Currently, people can wager £100 every 20 seconds on fixed-odds betting terminals.
Earlier this year The News launched a campaign calling on restrictions in how much people can gamble.
We joined forces with Portsmouth City Council in lobbying the government to impose a £10-per-spin restriction on machines, as part of a campaign to tackle ongoing problems in the city.
Initially, Mr Hammond was reluctant to support the proposals as the cut would cost the treasury £400m in lost revenue, but after months of pressure he has backed down.
Prime minister Theresa May is believed to be against leaving the maximum as it is.
Since its launch, the campaign has gained support from a number of MPs in the area, including Havant’s Alan Mak, Portsmouth’s Stephen Morgan and Penny Mordaunt and Caroline Dinenage, for Gosport.
Speaking to The News previously, Ms Mordaunt said: ‘The review does offer us an opportunity to ask for measures that would limit the ability for people to get into financial difficulty when gambling.’
Mr Morgan, Labour MP, added: ‘I am very concerned by the widespread proliferation of fixed-odds betting terminals since the introduction of the Gambling Act.
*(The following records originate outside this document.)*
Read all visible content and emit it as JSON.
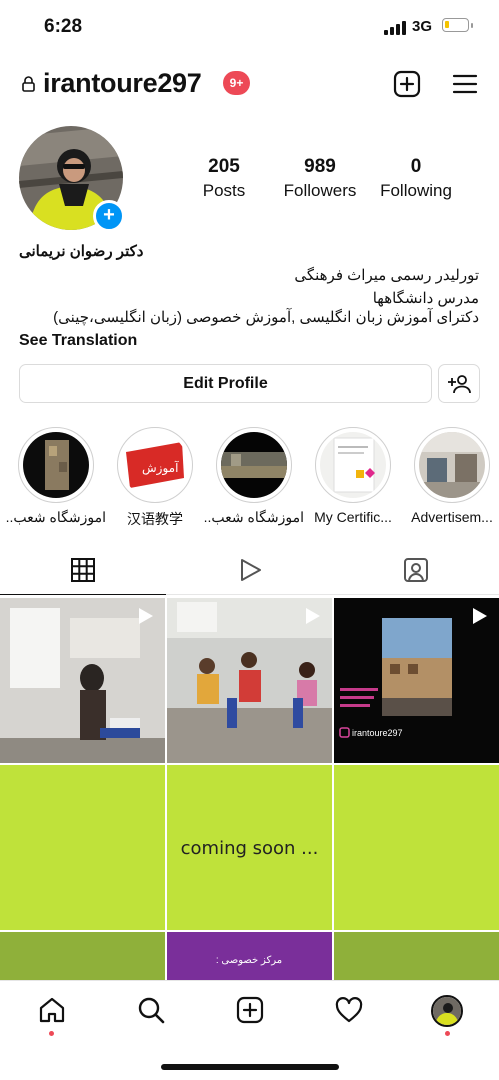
{
  "status": {
    "time": "6:28",
    "network": "3G"
  },
  "header": {
    "username": "irantoure297",
    "notif_badge": "9+"
  },
  "profile": {
    "stats": [
      {
        "num": "205",
        "label": "Posts"
      },
      {
        "num": "989",
        "label": "Followers"
      },
      {
        "num": "0",
        "label": "Following"
      }
    ],
    "bio_name": "دکتر رضوان نریمانی",
    "bio_lines": [
      "تورلیدر رسمی میراث فرهنگی",
      "مدرس دانشگاهها",
      "دکترای آموزش زبان انگلیسی ,آموزش خصوصی (زبان انگلیسی،چینی)"
    ],
    "see_translation": "See Translation",
    "edit_profile": "Edit Profile"
  },
  "highlights": [
    {
      "label": "اموزشگاه شعب..."
    },
    {
      "label": "汉语教学",
      "cover_text": "آموزش"
    },
    {
      "label": "اموزشگاه شعب..."
    },
    {
      "label": "My Certific..."
    },
    {
      "label": "Advertisem..."
    }
  ],
  "posts": {
    "coming_soon": "coming soon ...",
    "purple_text": ": مرکز خصوصی",
    "handle_tag": "irantoure297"
  },
  "colors": {
    "accent": "#0095f6",
    "badge": "#ed4956",
    "lime": "#bfe23a",
    "purple": "#7a2f9a"
  }
}
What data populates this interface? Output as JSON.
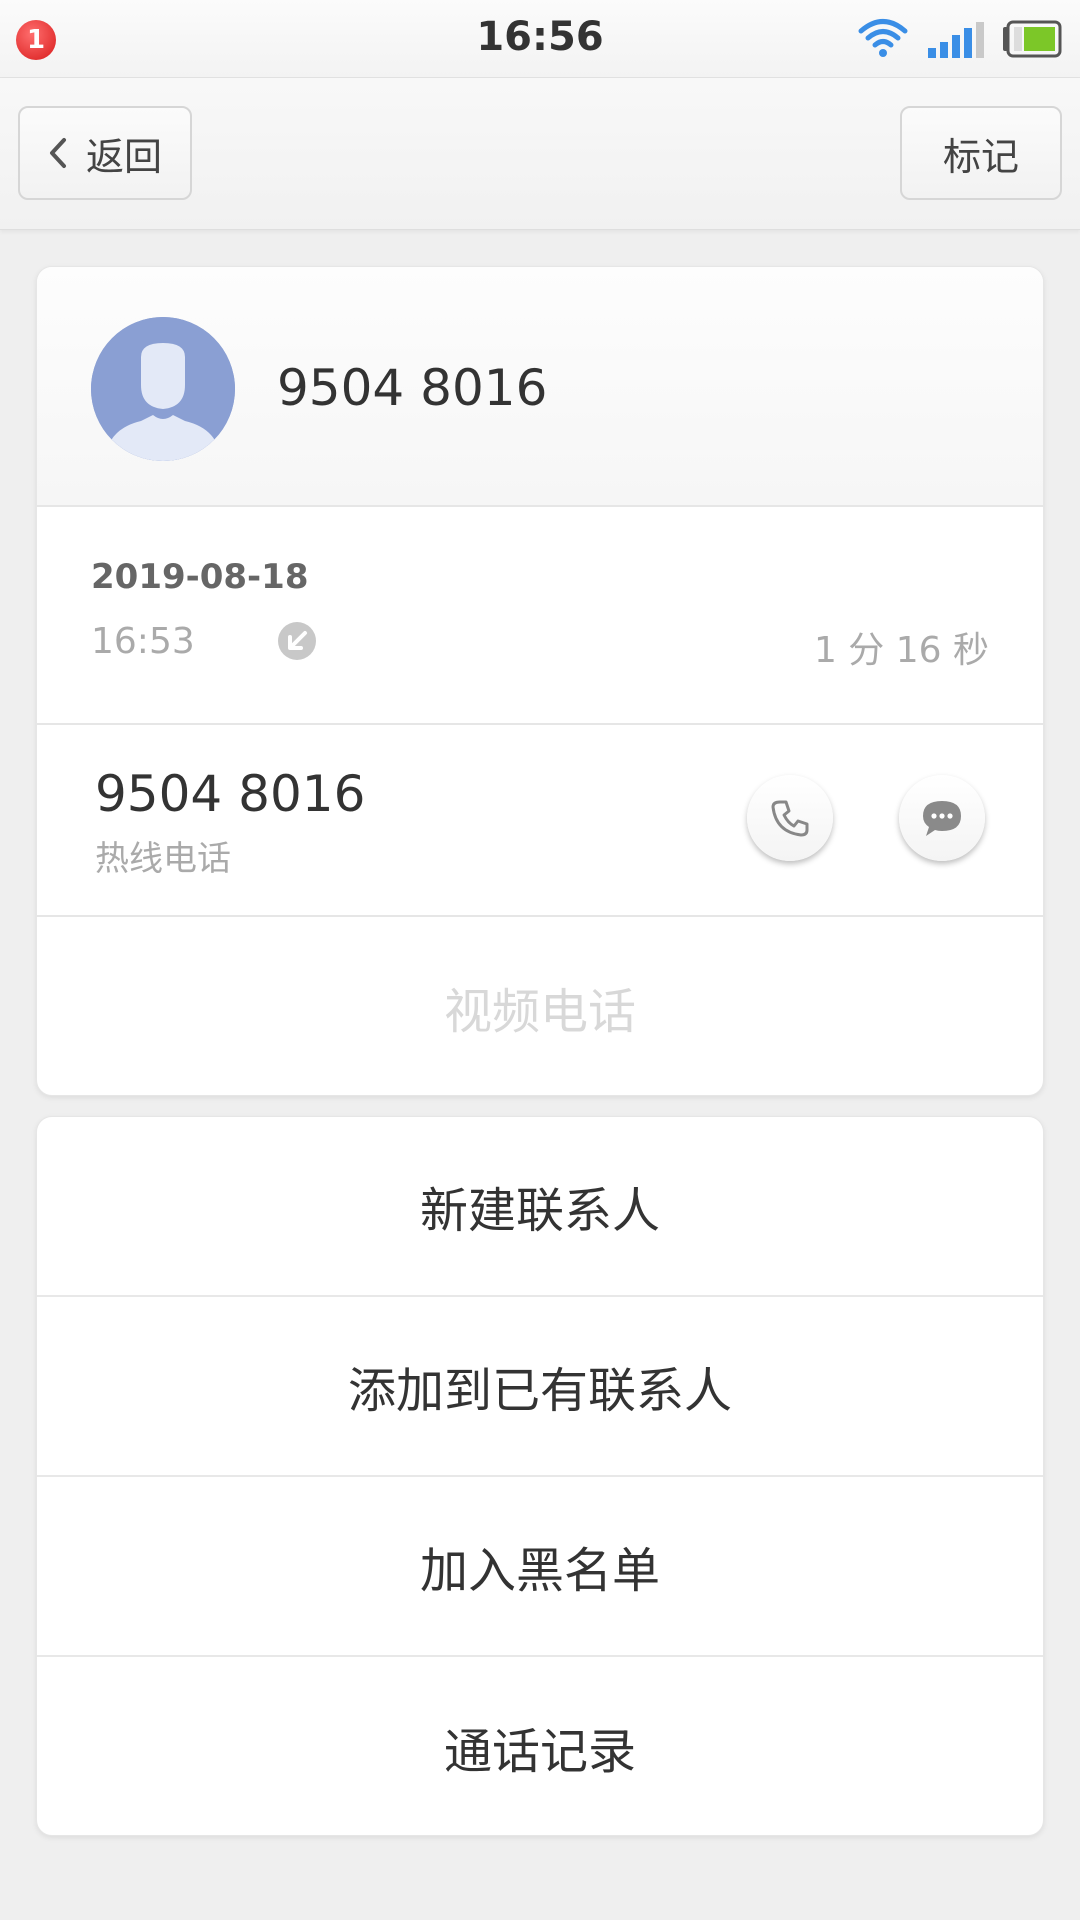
{
  "status_bar": {
    "notification_count": "1",
    "time": "16:56",
    "icons": [
      "wifi-icon",
      "signal-icon",
      "battery-icon"
    ]
  },
  "nav": {
    "back_label": "返回",
    "mark_label": "标记"
  },
  "contact": {
    "number": "9504 8016"
  },
  "call_log": {
    "date": "2019-08-18",
    "time": "16:53",
    "direction_icon": "incoming-call-icon",
    "duration": "1 分 16 秒"
  },
  "phone": {
    "number": "9504 8016",
    "label": "热线电话"
  },
  "video_call_label": "视频电话",
  "actions": [
    {
      "label": "新建联系人"
    },
    {
      "label": "添加到已有联系人"
    },
    {
      "label": "加入黑名单"
    },
    {
      "label": "通话记录"
    }
  ],
  "colors": {
    "badge": "#e02424",
    "wifi": "#3a8ee6",
    "battery": "#7cc728",
    "avatar_bg": "#8a9fd3"
  }
}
‘I want the government to publish a review of stakes and prizes as a matter of urgency and to commit to reducing the terminals in our communities.’
FOBTs were responsible for 96 per cent of all losses over £1,000 in betting shops and arcades.
Last year ministers ordered a review of the terminals after the department for culture, media and sport wanted to reduce the maximum stake on the machines to as little as £2.
There is no set date for when the new bet limits could come into play - but if they do, it’s unlikely to go down well with the betting industry.
Should the betting amount be reduced to £2, Barclays predicts that this would cost Ladbrokes Coral, the UK’s biggest retail bookmaker, £449m in revenues in 2018.
Ladbrokes’ closest competitors, William Hill and Paddy Power, would be down £284m and £55m respectively.
It could also mean bookies will be forced to close shops, with the loss of hundreds of jobs.
Last month, the Gambling Commission found the average gambler lost almost £1,200 a year on FOBTs. It warned more than two million people were problem gamblers or at risk of addiction.